Continua o documento, no mesmo paragráfo, afimando que “a sinodalidade da Igreja há que entendê-la, pois, como ‘este caminhar juntos’ do Rebanho de Deus pelas sendas da história ao encontro de Cristo Senhor’. Trata-se da missão da Igreja, daquela comunhão que existe para a missão e é ela mesma missionária. A renovação da Igreja, e nela também a da Cúria Romana, não pode deixar de refletir esta reciprocidade fundamental, para que a comunidade dos crentes possa aproximar-se o mais possível da experiência de comunhão missionária vivida pelos Apóstolos com o Senhor durante a sua vida terrena (cf. Mc 3, 14) e, depois do Pentecostes sob a ação do Espírito Santo, pela primeira comunidade de Jerusalém (cf. At 2, 42)”. Considerando que a catolicidade da Igreja realiza-se nas Igrejas Locais, e que as cúrias destas circunscrições também devem viver a sua experiência sinodal em vista da sua “conversão missionária”, a nossa e todo o nosso aparato institucional necessitam ser avaliados e questionados acerca da sua funcionalidade. Para isso, além de termos as paróquias como lugar de escuta, também deveríamos ter, a partir delas, um amplo processo de escuta de como o Povo de Deus percebe as nossas instituições e estruturas.

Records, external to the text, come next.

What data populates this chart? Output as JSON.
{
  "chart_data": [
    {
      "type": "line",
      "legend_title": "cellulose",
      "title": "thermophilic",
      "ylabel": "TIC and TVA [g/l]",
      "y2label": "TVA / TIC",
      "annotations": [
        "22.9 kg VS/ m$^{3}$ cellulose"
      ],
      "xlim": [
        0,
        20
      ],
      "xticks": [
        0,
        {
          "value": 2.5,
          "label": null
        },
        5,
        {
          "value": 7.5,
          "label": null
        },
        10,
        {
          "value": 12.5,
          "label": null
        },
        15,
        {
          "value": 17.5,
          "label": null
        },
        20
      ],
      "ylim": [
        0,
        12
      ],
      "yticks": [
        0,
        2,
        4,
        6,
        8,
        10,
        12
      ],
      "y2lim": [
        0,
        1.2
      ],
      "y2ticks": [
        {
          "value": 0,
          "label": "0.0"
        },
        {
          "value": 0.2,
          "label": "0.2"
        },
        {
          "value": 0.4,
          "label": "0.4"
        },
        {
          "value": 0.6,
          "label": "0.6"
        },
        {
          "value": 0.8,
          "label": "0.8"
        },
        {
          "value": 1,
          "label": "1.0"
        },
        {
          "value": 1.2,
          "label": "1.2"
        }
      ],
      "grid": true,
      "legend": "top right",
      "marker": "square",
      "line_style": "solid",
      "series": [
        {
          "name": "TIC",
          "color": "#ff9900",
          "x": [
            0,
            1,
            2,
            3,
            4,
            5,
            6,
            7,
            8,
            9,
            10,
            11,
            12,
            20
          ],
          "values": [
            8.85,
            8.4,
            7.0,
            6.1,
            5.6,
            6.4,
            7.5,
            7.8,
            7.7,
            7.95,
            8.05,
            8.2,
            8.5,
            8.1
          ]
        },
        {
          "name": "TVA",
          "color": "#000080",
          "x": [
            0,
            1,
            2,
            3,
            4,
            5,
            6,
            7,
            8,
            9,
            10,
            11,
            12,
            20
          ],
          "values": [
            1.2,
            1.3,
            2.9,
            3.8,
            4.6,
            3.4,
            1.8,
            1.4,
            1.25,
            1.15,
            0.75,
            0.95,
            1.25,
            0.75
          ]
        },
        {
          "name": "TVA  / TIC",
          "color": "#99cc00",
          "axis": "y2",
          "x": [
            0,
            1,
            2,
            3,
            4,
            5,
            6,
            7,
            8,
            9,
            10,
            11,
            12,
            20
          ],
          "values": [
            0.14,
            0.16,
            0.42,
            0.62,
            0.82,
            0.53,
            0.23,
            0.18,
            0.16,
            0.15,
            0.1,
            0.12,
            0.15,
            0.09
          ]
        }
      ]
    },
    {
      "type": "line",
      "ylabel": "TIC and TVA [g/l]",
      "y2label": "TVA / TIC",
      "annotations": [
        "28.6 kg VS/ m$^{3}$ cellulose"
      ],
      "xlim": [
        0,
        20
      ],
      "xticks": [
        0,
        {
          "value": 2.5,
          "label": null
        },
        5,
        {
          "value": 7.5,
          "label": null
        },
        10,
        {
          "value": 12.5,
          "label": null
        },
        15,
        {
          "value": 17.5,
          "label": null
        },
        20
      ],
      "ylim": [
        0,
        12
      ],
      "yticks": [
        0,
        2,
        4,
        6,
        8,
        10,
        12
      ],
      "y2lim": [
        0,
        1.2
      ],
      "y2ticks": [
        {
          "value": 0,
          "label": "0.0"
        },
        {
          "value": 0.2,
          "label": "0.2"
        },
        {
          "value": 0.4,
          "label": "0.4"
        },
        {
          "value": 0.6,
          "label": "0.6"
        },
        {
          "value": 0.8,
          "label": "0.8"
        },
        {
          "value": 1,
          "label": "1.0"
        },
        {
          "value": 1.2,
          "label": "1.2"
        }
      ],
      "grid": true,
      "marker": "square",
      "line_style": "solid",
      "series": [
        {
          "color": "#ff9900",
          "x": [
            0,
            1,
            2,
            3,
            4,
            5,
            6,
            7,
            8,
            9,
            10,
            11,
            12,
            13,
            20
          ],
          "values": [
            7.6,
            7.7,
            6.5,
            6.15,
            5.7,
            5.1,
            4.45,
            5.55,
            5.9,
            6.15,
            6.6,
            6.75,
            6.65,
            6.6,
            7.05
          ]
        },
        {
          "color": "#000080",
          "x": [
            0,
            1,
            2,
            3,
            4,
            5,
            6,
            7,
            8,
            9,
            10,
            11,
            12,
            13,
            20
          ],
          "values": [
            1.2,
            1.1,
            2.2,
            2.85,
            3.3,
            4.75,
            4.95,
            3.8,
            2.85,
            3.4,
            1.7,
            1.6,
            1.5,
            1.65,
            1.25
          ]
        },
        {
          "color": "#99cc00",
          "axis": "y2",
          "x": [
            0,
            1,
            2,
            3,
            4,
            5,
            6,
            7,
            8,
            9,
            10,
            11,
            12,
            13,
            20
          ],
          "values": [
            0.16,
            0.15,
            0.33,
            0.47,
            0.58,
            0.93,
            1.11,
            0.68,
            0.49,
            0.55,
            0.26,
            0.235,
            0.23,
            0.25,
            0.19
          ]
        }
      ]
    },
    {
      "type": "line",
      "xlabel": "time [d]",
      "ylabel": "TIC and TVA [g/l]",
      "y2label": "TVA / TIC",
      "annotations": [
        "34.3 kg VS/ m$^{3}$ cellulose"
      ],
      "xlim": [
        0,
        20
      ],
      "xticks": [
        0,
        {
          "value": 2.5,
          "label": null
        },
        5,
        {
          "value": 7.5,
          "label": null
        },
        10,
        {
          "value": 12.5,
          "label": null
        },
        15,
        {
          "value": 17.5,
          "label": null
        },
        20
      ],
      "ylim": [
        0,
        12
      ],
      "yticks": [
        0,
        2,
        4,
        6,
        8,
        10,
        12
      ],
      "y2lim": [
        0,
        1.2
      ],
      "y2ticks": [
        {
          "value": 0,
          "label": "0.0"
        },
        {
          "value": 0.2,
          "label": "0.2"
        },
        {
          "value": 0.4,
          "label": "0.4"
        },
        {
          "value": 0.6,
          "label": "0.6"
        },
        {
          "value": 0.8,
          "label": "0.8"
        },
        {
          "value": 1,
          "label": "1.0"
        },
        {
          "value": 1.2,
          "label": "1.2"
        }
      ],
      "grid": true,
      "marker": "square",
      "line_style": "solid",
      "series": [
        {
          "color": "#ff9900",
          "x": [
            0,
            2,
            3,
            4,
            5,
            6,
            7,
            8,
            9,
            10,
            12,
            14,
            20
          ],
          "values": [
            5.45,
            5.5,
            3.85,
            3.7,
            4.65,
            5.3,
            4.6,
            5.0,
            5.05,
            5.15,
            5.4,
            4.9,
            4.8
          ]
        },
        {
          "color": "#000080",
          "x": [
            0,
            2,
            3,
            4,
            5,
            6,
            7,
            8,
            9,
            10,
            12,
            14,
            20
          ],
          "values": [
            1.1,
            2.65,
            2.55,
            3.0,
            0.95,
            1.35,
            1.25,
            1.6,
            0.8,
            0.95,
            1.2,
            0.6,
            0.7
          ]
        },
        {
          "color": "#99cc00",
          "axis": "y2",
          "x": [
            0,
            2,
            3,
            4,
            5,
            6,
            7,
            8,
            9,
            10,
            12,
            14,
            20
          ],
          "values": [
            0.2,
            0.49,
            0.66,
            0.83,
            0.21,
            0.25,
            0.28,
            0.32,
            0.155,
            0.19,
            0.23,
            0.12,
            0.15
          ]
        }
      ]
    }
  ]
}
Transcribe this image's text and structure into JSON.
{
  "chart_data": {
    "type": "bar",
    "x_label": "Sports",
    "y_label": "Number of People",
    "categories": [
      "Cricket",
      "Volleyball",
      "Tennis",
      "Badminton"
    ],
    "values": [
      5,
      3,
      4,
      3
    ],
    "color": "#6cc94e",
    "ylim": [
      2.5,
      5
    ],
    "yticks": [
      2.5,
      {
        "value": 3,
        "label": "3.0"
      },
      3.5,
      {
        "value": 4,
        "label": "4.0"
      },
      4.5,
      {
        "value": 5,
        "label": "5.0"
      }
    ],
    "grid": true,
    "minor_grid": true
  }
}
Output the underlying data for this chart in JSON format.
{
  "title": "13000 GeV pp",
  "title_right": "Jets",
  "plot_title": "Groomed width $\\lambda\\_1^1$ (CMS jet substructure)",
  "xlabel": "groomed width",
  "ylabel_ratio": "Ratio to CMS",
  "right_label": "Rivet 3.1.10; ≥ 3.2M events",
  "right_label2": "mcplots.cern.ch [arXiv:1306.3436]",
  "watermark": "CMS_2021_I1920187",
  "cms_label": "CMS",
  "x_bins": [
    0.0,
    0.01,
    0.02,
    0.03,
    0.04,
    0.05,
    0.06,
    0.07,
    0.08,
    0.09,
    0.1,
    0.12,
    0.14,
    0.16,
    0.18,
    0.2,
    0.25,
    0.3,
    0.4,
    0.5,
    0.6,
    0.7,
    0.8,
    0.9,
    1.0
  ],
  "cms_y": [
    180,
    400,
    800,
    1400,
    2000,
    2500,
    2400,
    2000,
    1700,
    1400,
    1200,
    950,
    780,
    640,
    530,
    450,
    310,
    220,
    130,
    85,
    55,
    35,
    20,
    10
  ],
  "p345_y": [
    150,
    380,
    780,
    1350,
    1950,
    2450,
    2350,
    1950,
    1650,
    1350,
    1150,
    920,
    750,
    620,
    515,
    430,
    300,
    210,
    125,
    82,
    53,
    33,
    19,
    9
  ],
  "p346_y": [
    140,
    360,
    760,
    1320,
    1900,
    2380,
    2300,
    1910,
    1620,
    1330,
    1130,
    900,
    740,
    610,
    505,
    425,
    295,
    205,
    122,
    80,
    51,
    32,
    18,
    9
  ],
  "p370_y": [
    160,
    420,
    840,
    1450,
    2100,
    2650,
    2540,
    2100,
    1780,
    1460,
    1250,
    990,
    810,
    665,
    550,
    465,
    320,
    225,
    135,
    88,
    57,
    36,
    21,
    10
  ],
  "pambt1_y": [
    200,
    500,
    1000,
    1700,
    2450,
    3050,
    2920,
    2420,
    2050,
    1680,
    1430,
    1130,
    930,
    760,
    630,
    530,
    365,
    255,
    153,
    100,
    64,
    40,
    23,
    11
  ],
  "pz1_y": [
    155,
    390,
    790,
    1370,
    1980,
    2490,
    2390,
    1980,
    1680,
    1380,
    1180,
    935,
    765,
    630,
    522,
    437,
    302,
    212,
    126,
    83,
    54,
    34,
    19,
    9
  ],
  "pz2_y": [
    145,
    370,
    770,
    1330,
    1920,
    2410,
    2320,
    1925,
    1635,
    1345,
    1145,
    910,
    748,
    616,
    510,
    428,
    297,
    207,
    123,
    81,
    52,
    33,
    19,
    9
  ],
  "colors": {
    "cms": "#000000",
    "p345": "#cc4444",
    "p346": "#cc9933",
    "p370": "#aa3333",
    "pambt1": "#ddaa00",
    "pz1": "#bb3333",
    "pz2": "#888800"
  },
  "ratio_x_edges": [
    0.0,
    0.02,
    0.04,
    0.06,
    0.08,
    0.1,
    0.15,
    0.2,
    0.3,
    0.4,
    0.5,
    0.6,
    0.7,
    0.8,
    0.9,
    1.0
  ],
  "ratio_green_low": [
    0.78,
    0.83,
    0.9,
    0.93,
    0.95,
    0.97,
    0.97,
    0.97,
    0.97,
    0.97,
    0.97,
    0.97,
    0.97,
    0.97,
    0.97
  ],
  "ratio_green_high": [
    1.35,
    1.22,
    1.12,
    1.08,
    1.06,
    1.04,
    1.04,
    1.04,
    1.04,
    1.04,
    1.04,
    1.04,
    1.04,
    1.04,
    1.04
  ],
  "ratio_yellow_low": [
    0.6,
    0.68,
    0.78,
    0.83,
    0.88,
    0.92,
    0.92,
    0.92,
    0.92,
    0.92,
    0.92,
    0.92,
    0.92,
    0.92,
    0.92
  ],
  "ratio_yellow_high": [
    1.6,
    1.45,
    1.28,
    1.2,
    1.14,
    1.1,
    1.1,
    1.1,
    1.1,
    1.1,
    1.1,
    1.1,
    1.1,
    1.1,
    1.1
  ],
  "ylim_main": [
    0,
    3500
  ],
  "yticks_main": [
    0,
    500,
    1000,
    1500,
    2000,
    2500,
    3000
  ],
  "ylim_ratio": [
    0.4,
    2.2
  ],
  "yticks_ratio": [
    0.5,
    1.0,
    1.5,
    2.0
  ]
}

A conversão das estruturas passa pela mudança de mentalidade das pessoas. As instituições em si são o que as pessoas fazem delas e nelas. Neste sentido, só podemos mudar conjunturas viciadas e ultrapassadas por um perspicaz, continuado e ousado projeto de formação permanente. Pois, por ela, transformamos as situações, sem violentá-las. Um outro fator determinante será a aposta maciça no ‘protagonismo dos fiéis leigos, em comunhão com seus ministros ordenados’. A transformação das estruturas eclesiais exige essa adesão e envolvimento de todos nessa reviravolta eclesial. O Concílio Vaticano II deixou isso claro e legitimado (cf. LG cap. II-III; Apostolicam Actuositatem). O apostolado dos fiéis na Igreja e no mundo é determinante às reformulações que temos que levar a termo em nossos ordenamentos pastorais, litúrgicos e administrativos. Essa via começa pelo “ardor missionário”. É uma paixão pelo anúncio do Reino de Deus. A Arquidiocese de Natal necessita urgentemente de um “projeto missionário”, com foco na Sagrada Escritura como primeiro - não o único - lugar de encontro com o Senhor. É a palavra que converte e por ela somos enviados. Cada paróquia da nossa Igreja precisa formar e enviar centenas de “missionários da palavra” que estejam em todos os lugares e periferias - humanas e geográficas - anunciando a “alegria do evangelho”. Essa foi a orientação de Jesus Cristo aos seus discípulos missionários (cf. Lc 10, 1-24).


Enfim, a caminhada é longa, tem seus desafios; contudo, quando nos permitimos ser tocados pela ação do Espírito Santo, protagonismo de toda a ação da Igreja, na sua sacramentalidade e vocação universal à santidade, como aquela que tem como identidade primordial a sua missionariedade e, outrossim, a sinodalidade como o que Deus espera dela nesse terceiro milênio, com suas transformações e mudanças inquietantes, com guerras, crise climática e injustiças de muitas faces, temos que ter abertura para discernir os sinais dos tempos em nossos contextos arquidiocesanos e, com coragem, sermos fiéis ao anúncio da Boa Nova do Reino de Deus, em comunhão, participação à missão, no aqui e agora da nossa história. Assim o seja!